The minister had asked the services for such presentations after a study headed by a committee comprising officers from the army, the navy and the air force recommended the gradual opening of permanent commissions to lady officers in 2010.

“There are certain bindings (on opening permanent commissions to lady officers), but we have a comprehensive plan to enhance the scope,” Gen. Singh said at a news conference today. He said the possibility of lady officers — who had shown “exemplary performance” — in combat or direct fighting-arms, like the infantry and the mechanised infantry, could be considered later.

Gen. Singh said the American experience of women in or near combat zones in Iraq and Afghanistan was leading militaries the world over to re-assess their potential.

The primary reason to consider permanent commissions is economic: women are demanding the security of longer tenures just like the men who are officers.

Lady officers are currently recruited only on short service commission (SSC) that entails a maximum service of 14 years. They serve in the legal, administrative and staff positions and also as helicopter pilots away from combat zones, apart from serving in the medical corps (in which they are granted permanent commissions).

Men who are officers in the army on permanent commission serve 20 years and more (depending on promotions).

The quieter, but no less intensive, debates around women’s roles concern both cultural and operational issues.

One is whether men subordinate to lady officers are prepared to accept and execute commands in the battlefield. For example, a lady officer commanding an artillery regiment of, say, Bofors guns, would be expected to illustrate the arming, targeting and the firing of the howitzers before commanding the men to do so.
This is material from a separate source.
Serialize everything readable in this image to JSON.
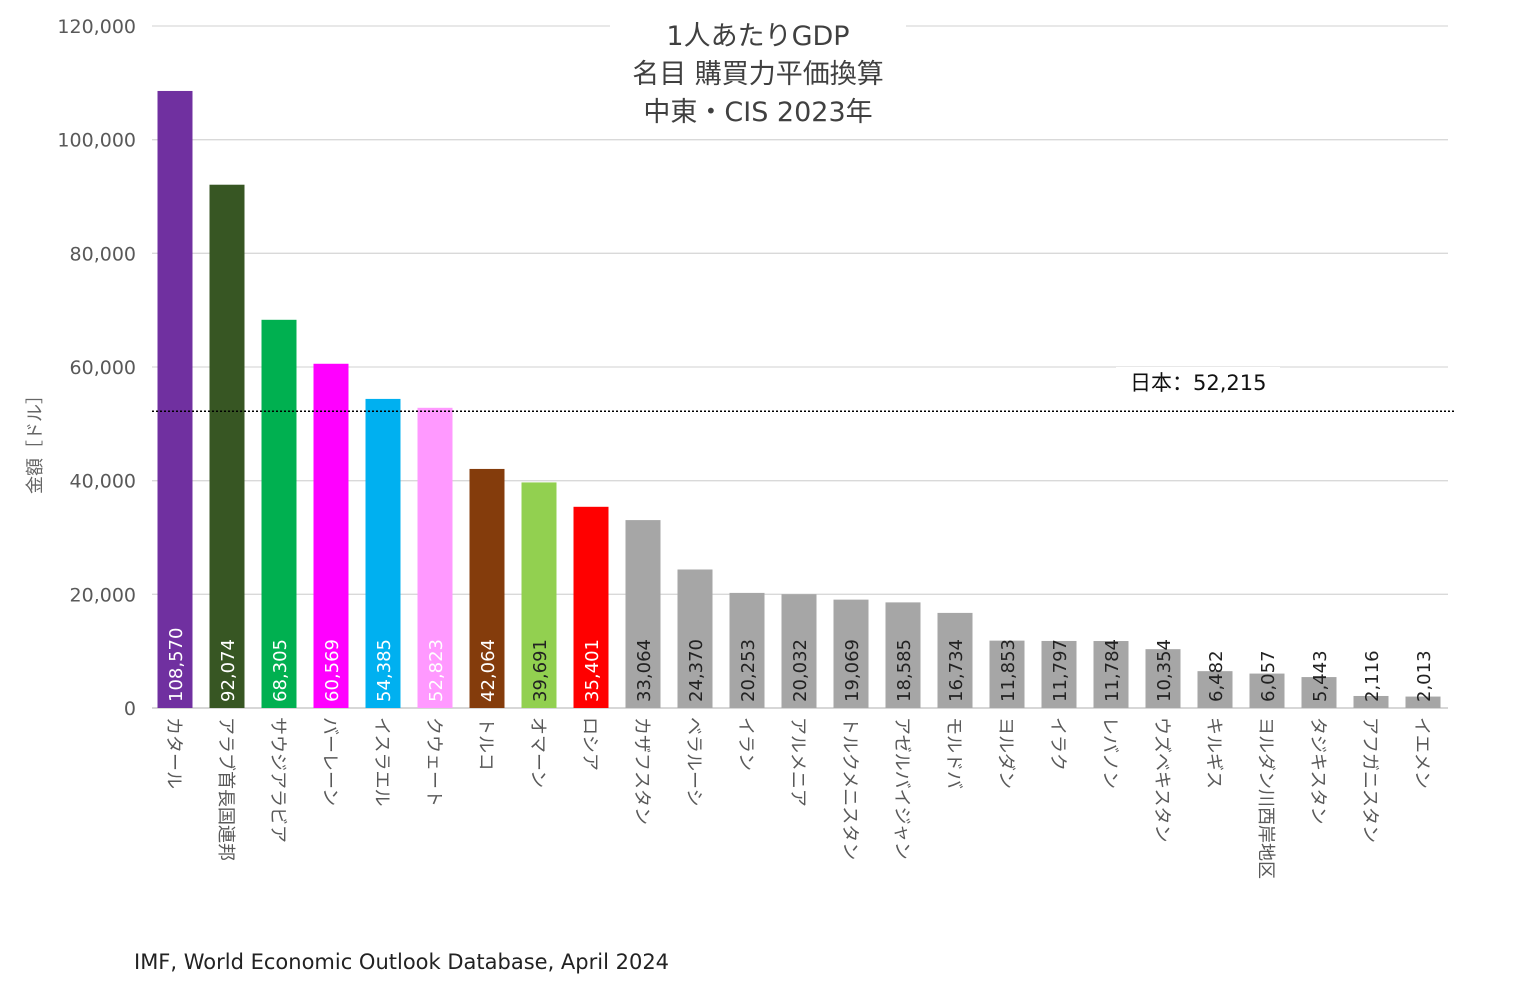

Another question, of physical strength in evacuating the wounded from the battlefield, is still to be resolved.

Perhaps, more important, a government and social decision on how to resolve risks associated with direct combat — such as surrender, being taken prisoner-of-war or being taken hostage — is still pending.

“There are certain vagaries of the battlefield. As far as the combat arms are concerned, the decision (to draft lady officers) will have to be taken over a period of time. Till then, there would be additional options for staff (appointments), including taking on some command portfolios at certain points of time,” the army chief said.

The opening of combat support wings potentially means that they will command artillery batteries, function as intelligence gatherers and fly recce and surveillance helicopters into hostile zones.